Para los modernos, en cambio, la libertad es ante todo la libertad del individuo para buscar cada uno su felicidad (como decía la Carta de Filadelfia) o su dicha (como dirá Constant) dentro de un sistema de reglas que le protegen del poder, ¡incluso del poder del colectivo! Entre los modernos, la libertad del individuo no era ya tanto la posibilidad de decidir en la plaza pública los destinos de la patria como la de desentenderse de tan grandes decisiones y dedicarse a una vida privada cada vez más rica en posibilidades en la seguridad de que un sistema de reglas (el Estado de Derecho) le protegía de la arbitrariedad.

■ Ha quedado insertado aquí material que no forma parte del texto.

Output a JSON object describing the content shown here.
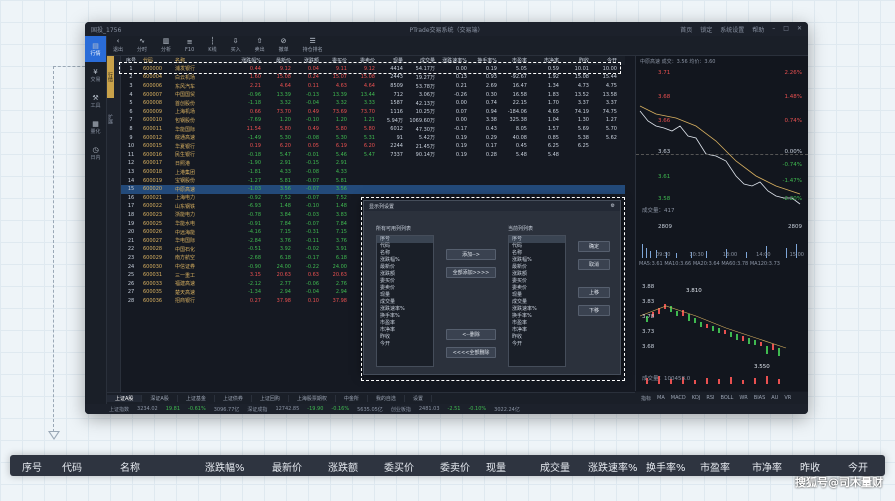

La agudeza de Constant radicó en que fue capaz de formular con exactitud el cambio que se había operado entre las sociedades antiguas de Grecia y Roma, simples y sencillas por virtuosas que fueran, y las complejas sociedades modernas, mucho menos virtuosas pero mucho más ricas en posibilidades para el ser humano. Y de ver las consecuencias que ese cambio en el tipo de sociedad tenía no sólo para el concepto, sino también para el ejercicio y la forma de vivir la libertad. No era lo mismo la libertad ‘allí’ que ‘aquí’, y de no entenderlo bien era de donde nacían tantos problemas políticos, pues muchos pensadores y filósofos seguían guiándose todavía por un ideal de libertad que era antiguo y, por ello, irrealizable y desadaptado a la sociedad moderna.

Viene esta introducción a cuento para poner de manifiesto cómo en el mundo, aparentemente distinto y distante, de la valoración de la diversidad cultural y social (el mundo de la sociología y la antropología, el mundo de las migraciones y los supuestos choques culturales) se ha producido desde hace tiempo una similar escisión entre mundos ‘antiguos’ y ‘modernos’ y, sin embargo, no ha habido un Benjamin Constant que lo explique con claridad en el Ateneo vasco. De manera que seguimos hoy en día escuchando unas opiniones y unos proyectos culturales que son plenamente antiguos, que no tienen sentido ninguno en el mundo moderno que habitamos. Y que, por eso, sólo desorientan el análisis de la realidad y descaminan las políticas para tratarla.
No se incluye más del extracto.